I don't believe that it's
pretty sure a CANCEL of the whole cohesion is going to happen just because I
send a PREPARE_INFERIORS. I may be sending many such PREPARE_INFERIORS over a
period of hours or days and not make a choice until much later as to how to
end the cohesion. Or perhaps I've misunderstood what you
meant.
PF 2: The application
logic has gone wrong - it's lost track of what inferiors it actually
has. I would most strongly advise writers of transactional applications
to make the error path of their code cause the cancellation of anything
it can cancel, rather than try to barge their way through. And probably
even more so for writers of intermediate abstraction layers (which has
less idea what's going on and ought to be even less likely to get its table in
a twist)
PF: My
concern was to avoid forcing an implmentation to scan through the list to
check, when there is very little use that can be made of the warning, and when
the warning shouldn't happen anyway.
I
disagree that there is little that can happen when a warning occurs. Whatever
called PREPARE_INFERIORS (whether directly or via many layers of abstraction)

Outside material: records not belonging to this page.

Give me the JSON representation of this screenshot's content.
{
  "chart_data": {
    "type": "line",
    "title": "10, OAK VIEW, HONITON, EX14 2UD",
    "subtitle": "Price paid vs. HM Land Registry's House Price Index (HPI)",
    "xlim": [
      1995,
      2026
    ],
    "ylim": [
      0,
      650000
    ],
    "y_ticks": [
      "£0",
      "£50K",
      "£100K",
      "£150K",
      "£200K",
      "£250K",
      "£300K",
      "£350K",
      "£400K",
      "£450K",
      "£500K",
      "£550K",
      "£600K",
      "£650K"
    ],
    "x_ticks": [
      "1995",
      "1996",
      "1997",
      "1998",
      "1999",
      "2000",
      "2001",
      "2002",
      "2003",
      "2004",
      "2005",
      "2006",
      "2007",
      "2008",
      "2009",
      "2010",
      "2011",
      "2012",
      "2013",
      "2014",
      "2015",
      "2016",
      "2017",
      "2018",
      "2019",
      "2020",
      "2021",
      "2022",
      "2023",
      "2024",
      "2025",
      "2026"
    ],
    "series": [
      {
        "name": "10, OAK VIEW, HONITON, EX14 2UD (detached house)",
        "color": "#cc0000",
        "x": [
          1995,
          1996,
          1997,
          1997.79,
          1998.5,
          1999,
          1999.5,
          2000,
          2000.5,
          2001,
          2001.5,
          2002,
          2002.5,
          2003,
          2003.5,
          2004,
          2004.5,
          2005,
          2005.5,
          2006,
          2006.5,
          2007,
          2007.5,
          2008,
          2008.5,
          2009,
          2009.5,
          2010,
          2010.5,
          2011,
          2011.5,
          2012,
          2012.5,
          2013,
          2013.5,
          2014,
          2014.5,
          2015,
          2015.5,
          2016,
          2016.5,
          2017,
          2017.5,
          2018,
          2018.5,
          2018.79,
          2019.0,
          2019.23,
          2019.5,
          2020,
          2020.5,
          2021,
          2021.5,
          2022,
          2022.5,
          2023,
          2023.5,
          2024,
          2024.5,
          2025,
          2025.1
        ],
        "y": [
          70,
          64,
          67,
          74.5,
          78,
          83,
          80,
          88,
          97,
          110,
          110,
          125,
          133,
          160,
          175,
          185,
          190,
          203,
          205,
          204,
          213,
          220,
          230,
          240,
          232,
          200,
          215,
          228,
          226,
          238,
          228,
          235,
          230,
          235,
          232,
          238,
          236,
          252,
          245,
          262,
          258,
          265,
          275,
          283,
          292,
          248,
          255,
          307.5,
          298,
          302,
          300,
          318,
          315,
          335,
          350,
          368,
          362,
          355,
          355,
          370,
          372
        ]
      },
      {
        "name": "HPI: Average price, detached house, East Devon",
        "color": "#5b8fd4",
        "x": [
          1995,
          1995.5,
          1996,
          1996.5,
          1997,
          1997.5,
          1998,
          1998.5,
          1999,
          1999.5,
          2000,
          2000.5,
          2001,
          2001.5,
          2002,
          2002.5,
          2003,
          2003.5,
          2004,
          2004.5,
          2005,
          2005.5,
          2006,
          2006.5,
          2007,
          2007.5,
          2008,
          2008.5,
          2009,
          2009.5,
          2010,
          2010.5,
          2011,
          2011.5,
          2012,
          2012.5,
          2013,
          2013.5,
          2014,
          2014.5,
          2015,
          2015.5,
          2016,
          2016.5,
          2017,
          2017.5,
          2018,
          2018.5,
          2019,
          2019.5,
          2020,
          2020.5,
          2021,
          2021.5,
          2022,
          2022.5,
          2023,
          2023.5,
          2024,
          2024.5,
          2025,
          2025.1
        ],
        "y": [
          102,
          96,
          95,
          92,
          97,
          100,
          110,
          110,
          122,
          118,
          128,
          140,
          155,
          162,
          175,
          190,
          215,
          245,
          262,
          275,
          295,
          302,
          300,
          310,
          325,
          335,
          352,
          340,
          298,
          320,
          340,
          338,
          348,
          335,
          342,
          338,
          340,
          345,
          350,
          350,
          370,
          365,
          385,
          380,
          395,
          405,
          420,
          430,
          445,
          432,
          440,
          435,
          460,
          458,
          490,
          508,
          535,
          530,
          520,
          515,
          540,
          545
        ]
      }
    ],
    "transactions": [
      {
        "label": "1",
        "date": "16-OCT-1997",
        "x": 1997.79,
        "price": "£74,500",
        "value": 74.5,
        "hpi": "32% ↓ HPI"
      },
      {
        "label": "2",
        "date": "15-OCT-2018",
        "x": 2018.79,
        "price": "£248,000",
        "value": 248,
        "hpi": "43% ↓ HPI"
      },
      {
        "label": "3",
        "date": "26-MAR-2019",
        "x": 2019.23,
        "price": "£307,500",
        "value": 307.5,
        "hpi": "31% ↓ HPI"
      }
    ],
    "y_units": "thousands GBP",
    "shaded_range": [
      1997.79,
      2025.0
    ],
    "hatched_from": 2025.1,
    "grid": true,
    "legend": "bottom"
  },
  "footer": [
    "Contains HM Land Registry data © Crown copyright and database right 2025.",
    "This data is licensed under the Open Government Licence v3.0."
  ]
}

had better expect that such an error can occur and to be able to deal with it.
What I'm saying is that we can say at our level that "nothing will have
prepared" if such an error occurs and that gives the higher-level abstractions
and business logic a better footing from which to deal with the error than
would otherwise be the case IMO.
There
ought to be an exception catcher, certainly. And if that really wants to carry
on, we have the mechanisms to interrogate the actual status (remember that
inferiors can go prepared spontaneously anyway). But why must the decider
implmentation be requried to produce a well-defined result to what was a
garbled instruction. The application (or abstraction) code is bugged.